La mia intervista a Ilaria Pasqua in occasione del Dystopian Day del 21 Marzo 2020

Quando hai deciso di diventare scrittrice e cosa ti ha portato a questa scelta?

Ho sempre amato scrivere, ma solo durante gli anni dell’Università mi sono affacciata realmente in questo mondo e ho deciso di approfondire. Ho iniziato a seguire dei corsi di scrittura senza però convincermi a prendere sul serio la penna in mano, o la tastiera se preferite, poi un bel giorno un mio professore mi ha incoraggiata… sono bastate poche parole, quelle giuste, e sono partita senza più fermarmi.

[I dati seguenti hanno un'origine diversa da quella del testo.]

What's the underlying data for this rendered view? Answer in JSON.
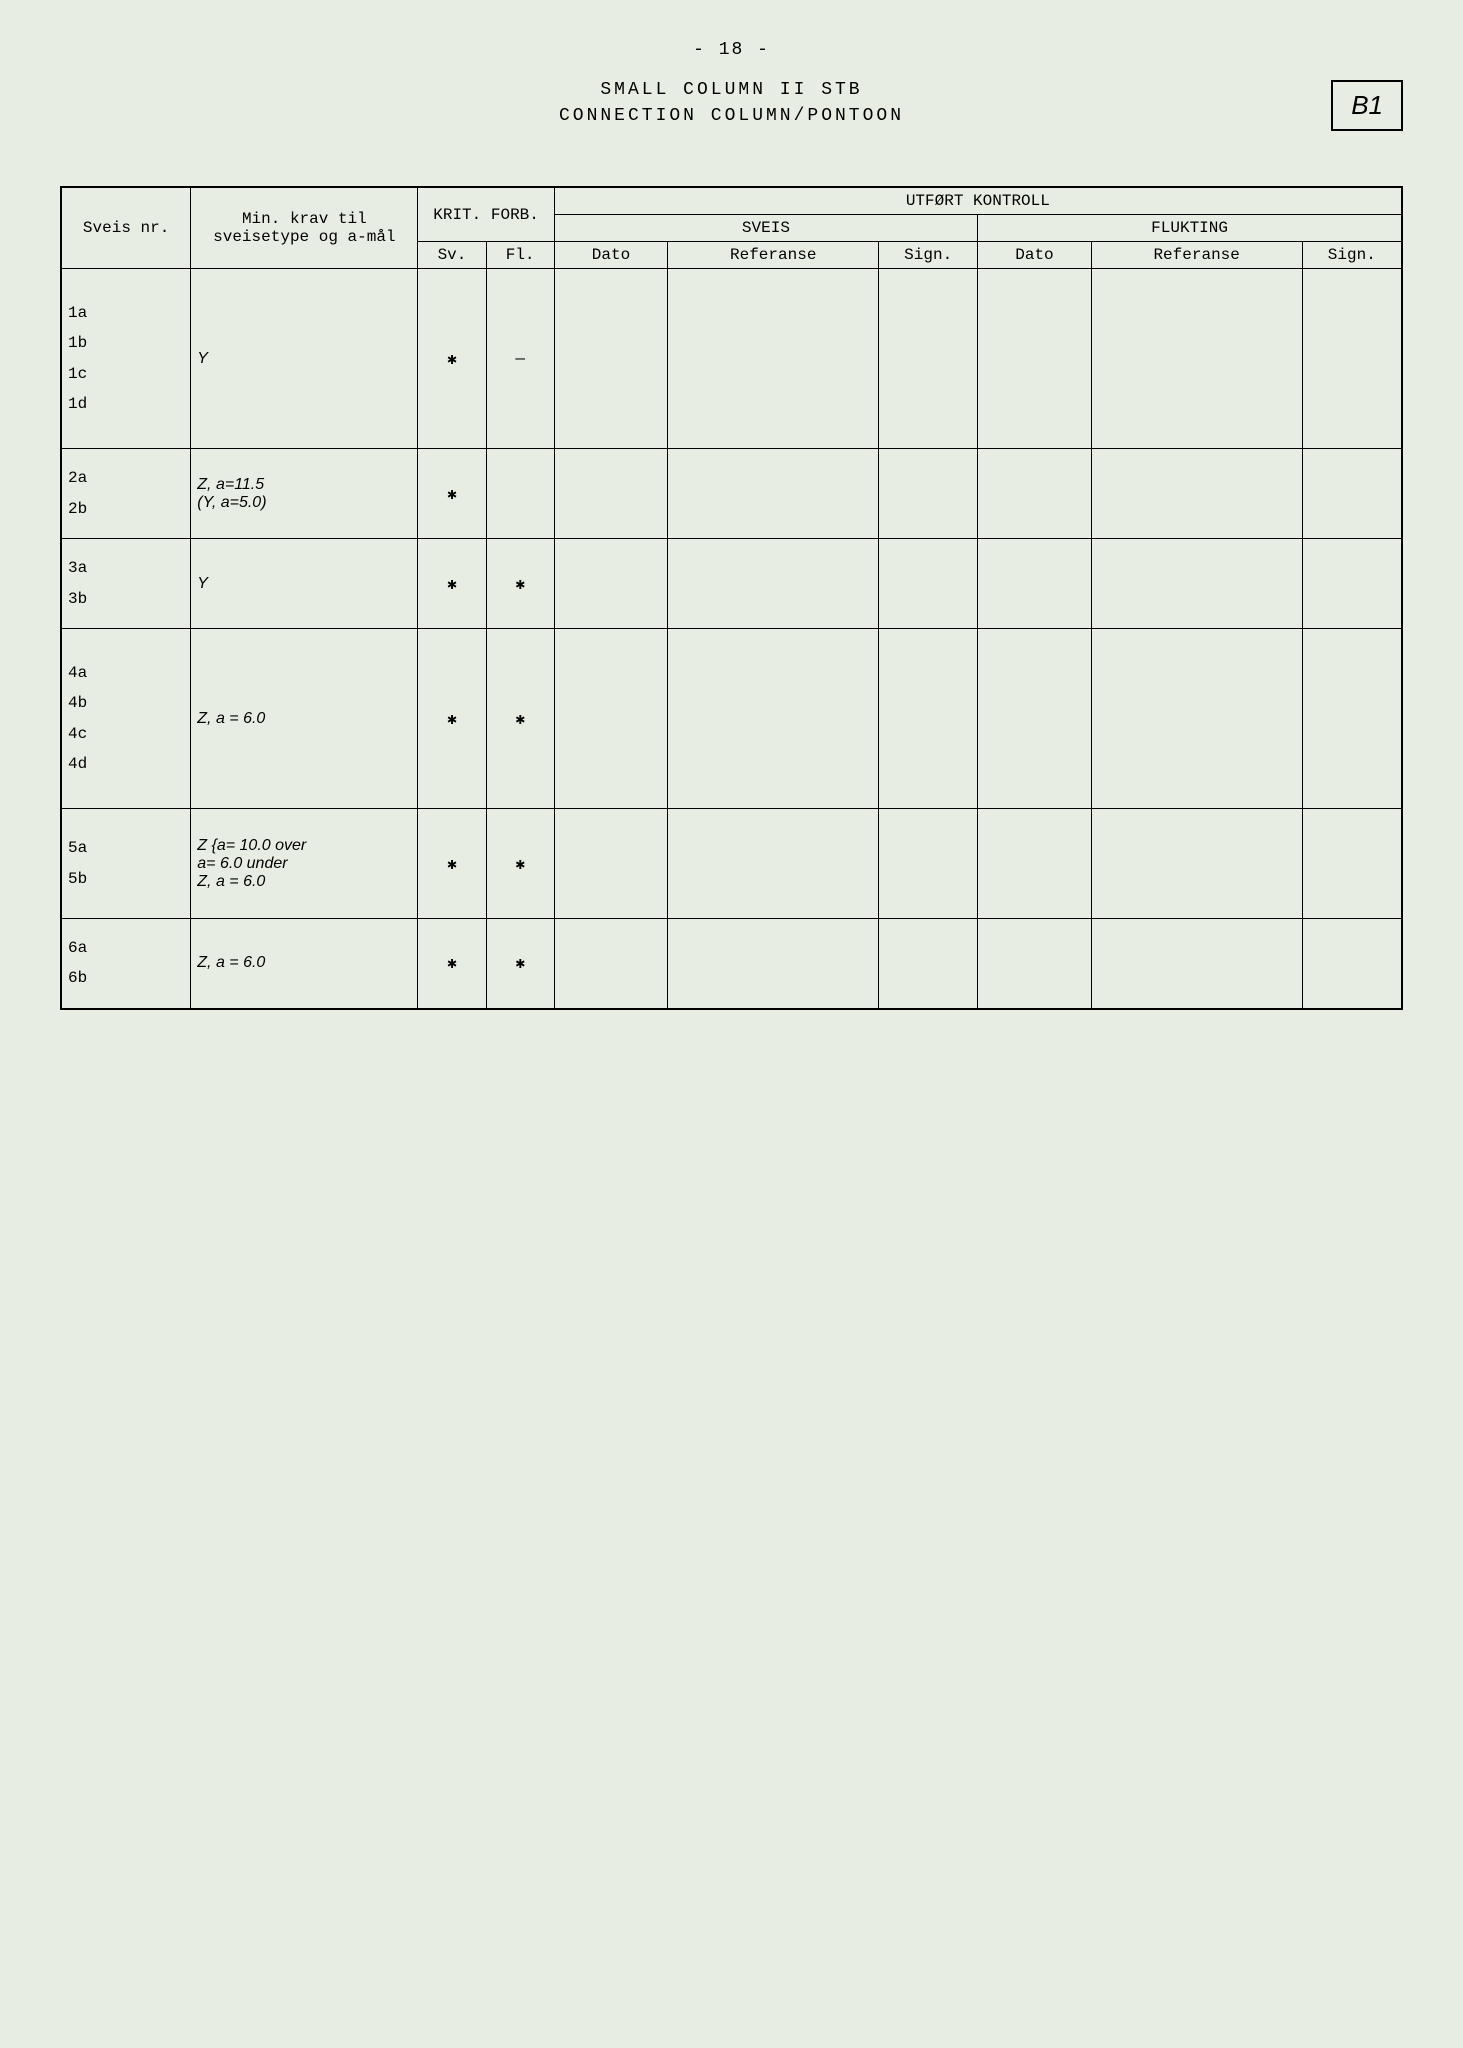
{
  "page": {
    "number": "- 18 -",
    "title_line1": "SMALL COLUMN II STB",
    "title_line2": "CONNECTION COLUMN/PONTOON",
    "doc_code": "B1"
  },
  "table": {
    "headers": {
      "sveis_nr": "Sveis nr.",
      "min_krav": "Min. krav til sveisetype og a-mål",
      "krit_forb": "KRIT. FORB.",
      "sv": "Sv.",
      "fl_short": "Fl.",
      "utfort_kontroll": "UTFØRT KONTROLL",
      "sveis": "SVEIS",
      "flukting": "FLUKTING",
      "dato": "Dato",
      "referanse": "Referanse",
      "sign": "Sign."
    },
    "rows": [
      {
        "nr": [
          "1a",
          "1b",
          "1c",
          "1d"
        ],
        "minkrav": "Y",
        "sv": "✱",
        "fl": "—",
        "height": "xtall"
      },
      {
        "nr": [
          "2a",
          "2b"
        ],
        "minkrav": "Z, a=11.5\n(Y, a=5.0)",
        "sv": "✱",
        "fl": "",
        "height": "med"
      },
      {
        "nr": [
          "3a",
          "3b"
        ],
        "minkrav": "Y",
        "sv": "✱",
        "fl": "✱",
        "height": "med"
      },
      {
        "nr": [
          "4a",
          "4b",
          "4c",
          "4d"
        ],
        "minkrav": "Z, a = 6.0",
        "sv": "✱",
        "fl": "✱",
        "height": "xtall"
      },
      {
        "nr": [
          "5a",
          "5b"
        ],
        "minkrav": "Z {a= 10.0 over\n   a= 6.0 under\nZ, a = 6.0",
        "sv": "✱",
        "fl": "✱",
        "height": "tall"
      },
      {
        "nr": [
          "6a",
          "6b"
        ],
        "minkrav": "Z, a = 6.0",
        "sv": "✱",
        "fl": "✱",
        "height": "med"
      }
    ]
  },
  "colors": {
    "background": "#e8ede4",
    "border": "#000000",
    "text": "#000000"
  }
}
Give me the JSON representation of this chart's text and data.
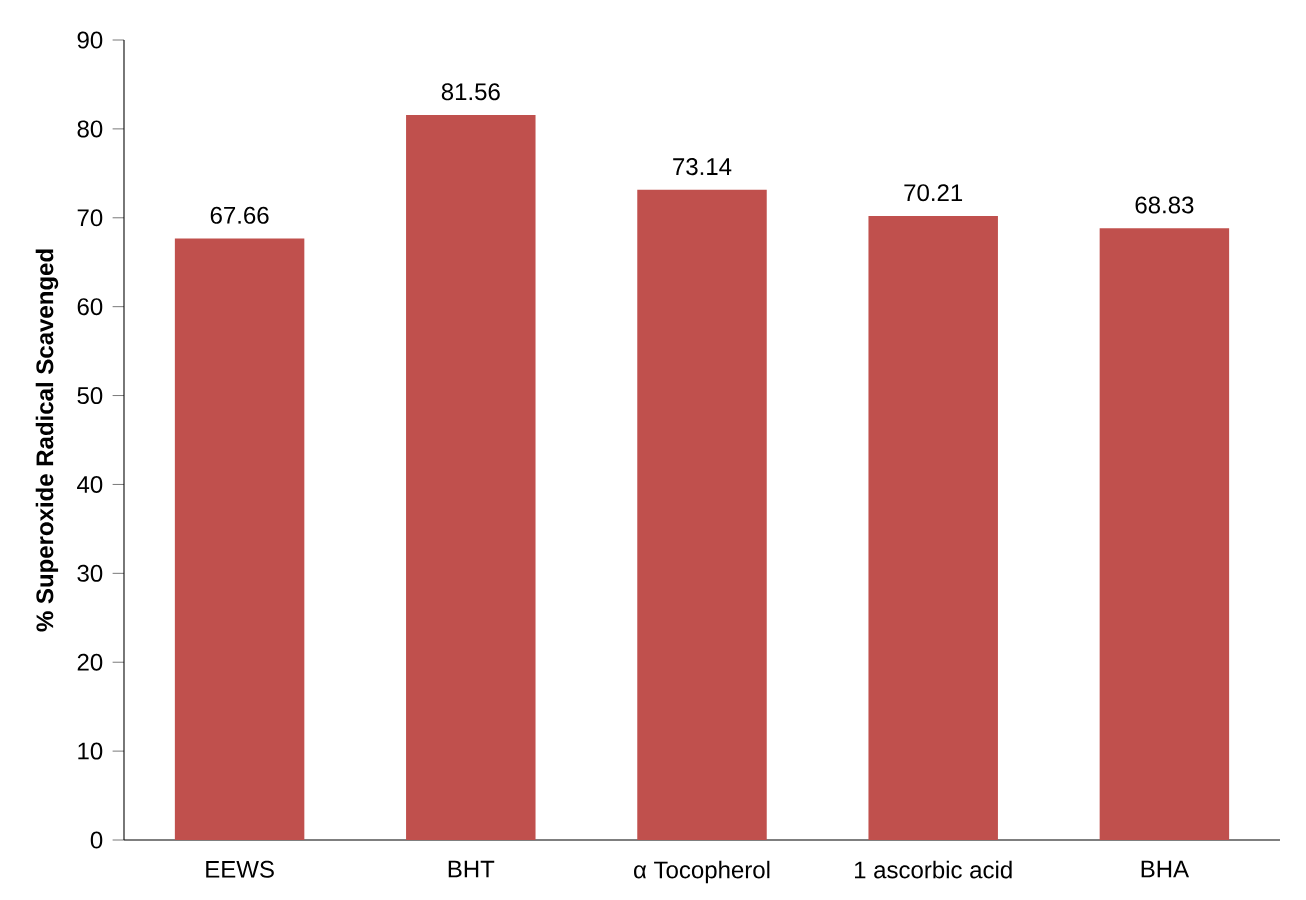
{
  "chart_data": {
    "type": "bar",
    "ylabel": "% Superoxide Radical Scavenged",
    "categories": [
      "EEWS",
      "BHT",
      "α Tocopherol",
      "1 ascorbic acid",
      "BHA"
    ],
    "values": [
      67.66,
      81.56,
      73.14,
      70.21,
      68.83
    ],
    "color": "#c0504d",
    "ylim": [
      0,
      90
    ],
    "yticks": [
      0,
      10,
      20,
      30,
      40,
      50,
      60,
      70,
      80,
      90
    ],
    "data_labels": true,
    "grid": false
  }
}
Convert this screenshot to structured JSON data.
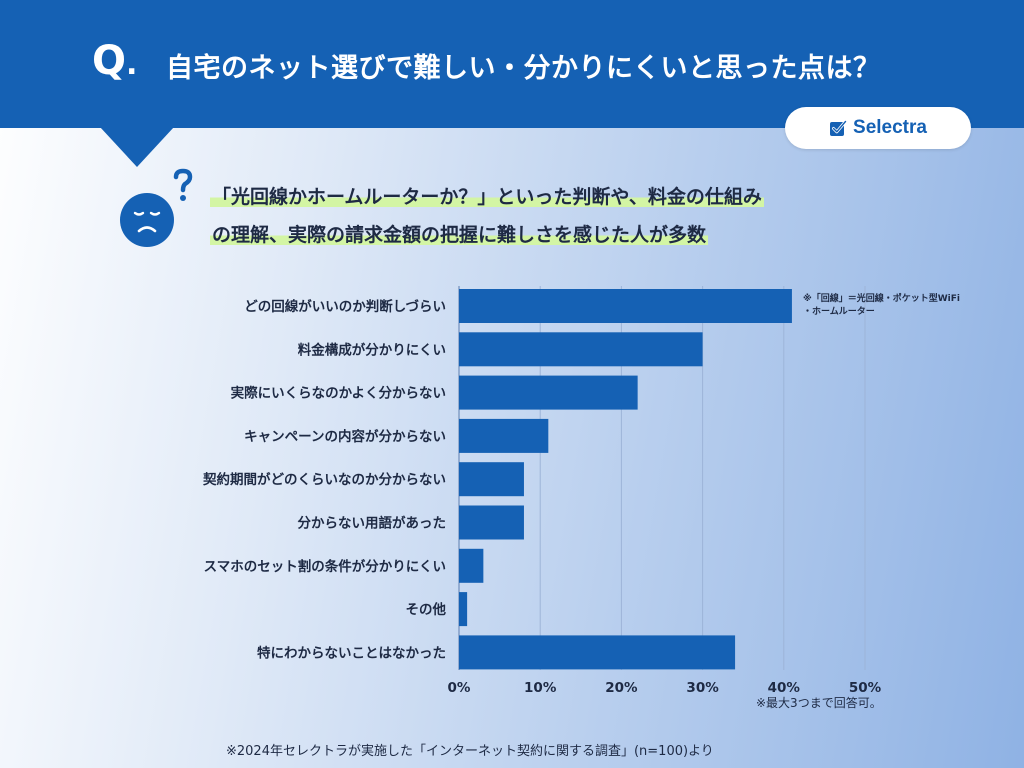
{
  "header": {
    "q_letter": "Q",
    "q_dot": ".",
    "question": "自宅のネット選びで難しい・分かりにくいと思った点は？",
    "brand_name": "Selectra",
    "background_color": "#1561b4"
  },
  "headline": {
    "line1": "「光回線かホームルーターか？」といった判断や、料金の仕組み",
    "line2": "の理解、実際の請求金額の把握に難しさを感じた人が多数",
    "highlight_color": "#d3f5a4",
    "icons": [
      "sad-face-icon",
      "question-mark-icon"
    ]
  },
  "chart_data": {
    "type": "bar",
    "orientation": "horizontal",
    "categories": [
      "どの回線がいいのか判断しづらい",
      "料金構成が分かりにくい",
      "実際にいくらなのかよく分からない",
      "キャンペーンの内容が分からない",
      "契約期間がどのくらいなのか分からない",
      "分からない用語があった",
      "スマホのセット割の条件が分かりにくい",
      "その他",
      "特にわからないことはなかった"
    ],
    "values": [
      41,
      30,
      22,
      11,
      8,
      8,
      3,
      1,
      34
    ],
    "xlim": [
      0,
      50
    ],
    "xticks": [
      "0%",
      "10%",
      "20%",
      "30%",
      "40%",
      "50%"
    ],
    "grid": true,
    "bar_color": "#1561b4",
    "annotation_line1": "※「回線」＝光回線・ポケット型WiFi",
    "annotation_line2": "・ホームルーター"
  },
  "notes": {
    "multiple_answers": "※最大3つまで回答可。",
    "source": "※2024年セレクトラが実施した「インターネット契約に関する調査」(n=100)より"
  }
}
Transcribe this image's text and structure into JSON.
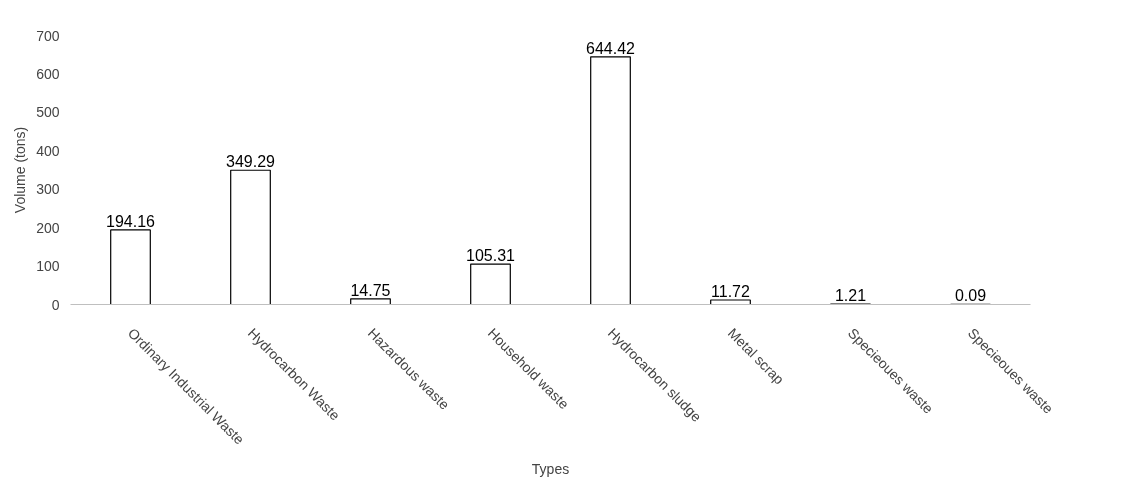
{
  "chart_data": {
    "type": "bar",
    "xlabel": "Types",
    "ylabel": "Volume (tons)",
    "categories": [
      "Ordinary Industrial Waste",
      "Hydrocarbon Waste",
      "Hazardous waste",
      "Household waste",
      "Hydrocarbon sludge",
      "Metal scrap",
      "Specieoues waste",
      "Specieoues waste"
    ],
    "values": [
      194.16,
      349.29,
      14.75,
      105.31,
      644.42,
      11.72,
      1.21,
      0.09
    ],
    "color": "#ffffff",
    "ylim": [
      0,
      700
    ],
    "yticks": [
      0,
      100,
      200,
      300,
      400,
      500,
      600,
      700
    ],
    "data_labels": true,
    "grid": false
  }
}
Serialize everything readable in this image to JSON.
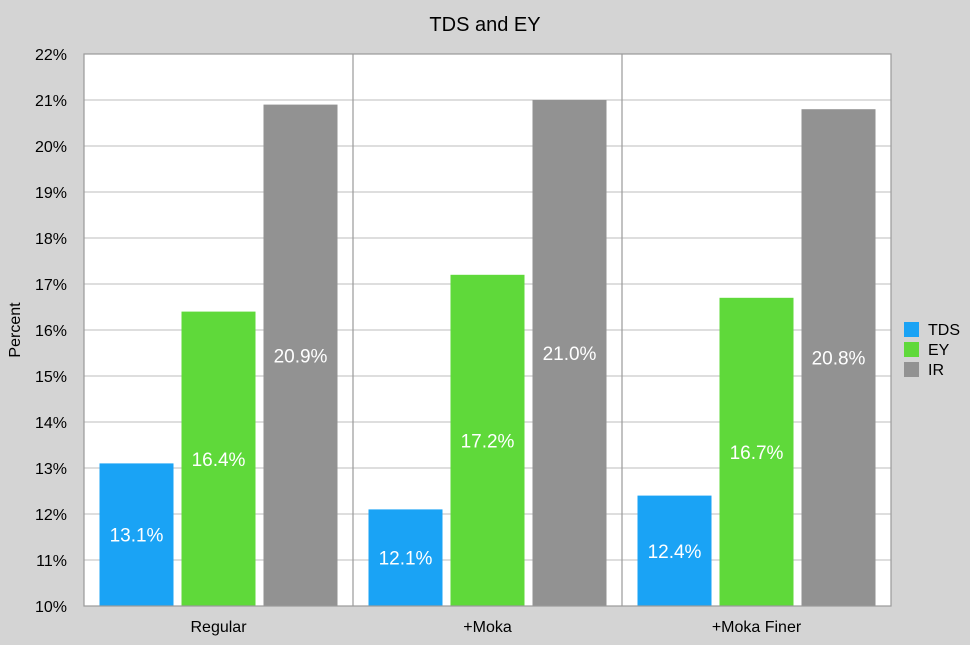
{
  "chart_data": {
    "type": "bar",
    "title": "TDS and EY",
    "xlabel": "",
    "ylabel": "Percent",
    "ylim": [
      10,
      22
    ],
    "ytick_labels": [
      "10%",
      "11%",
      "12%",
      "13%",
      "14%",
      "15%",
      "16%",
      "17%",
      "18%",
      "19%",
      "20%",
      "21%",
      "22%"
    ],
    "categories": [
      "Regular",
      "+Moka",
      "+Moka Finer"
    ],
    "series": [
      {
        "name": "TDS",
        "color": "#1aa3f5",
        "values": [
          13.1,
          12.1,
          12.4
        ],
        "labels": [
          "13.1%",
          "12.1%",
          "12.4%"
        ]
      },
      {
        "name": "EY",
        "color": "#5fd93a",
        "values": [
          16.4,
          17.2,
          16.7
        ],
        "labels": [
          "16.4%",
          "17.2%",
          "16.7%"
        ]
      },
      {
        "name": "IR",
        "color": "#929292",
        "values": [
          20.9,
          21.0,
          20.8
        ],
        "labels": [
          "20.9%",
          "21.0%",
          "20.8%"
        ]
      }
    ],
    "grid": true,
    "legend_position": "right"
  }
}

Che rapporto hai con la scrittura?

Un rapporto di amore-odio. Ci sono delle storie che ho scritto così, totalmente di getto, sono fluite senza alcun problema, altre con un’immensa fatica. Ci sono giorni in cui la mia scrittura non mi piace, altri in cui credo di aver scritto le parole esatte, di essere riuscita a trasmettere sensazioni e sentimenti esattamente come volevo. È un rapporto altalenante, ma sempre forte e pieno di rispetto. Nonostante capitino periodi in cui non riesca a buttar giù nemmeno una riga, so che la scrittura è sempre lì ad aspettarmi. Senza di lei non potrei stare, si ripresenterebbe di sicuro a sussurrarmi all’orecchio. 

È un po’ come quella casa dove si torna a rifugiarsi quando si ha bisogno, sai che è lì per te, basta prendere la macchina e raggiungerla, aprire la porta, superare la soglia e ricominciare a viverla, a respirarla, come se non l’avessi mai lasciata.

Quali sono state le tue influenze letterarie e cinematografiche che ti hanno formata come lettrice e scrittrice?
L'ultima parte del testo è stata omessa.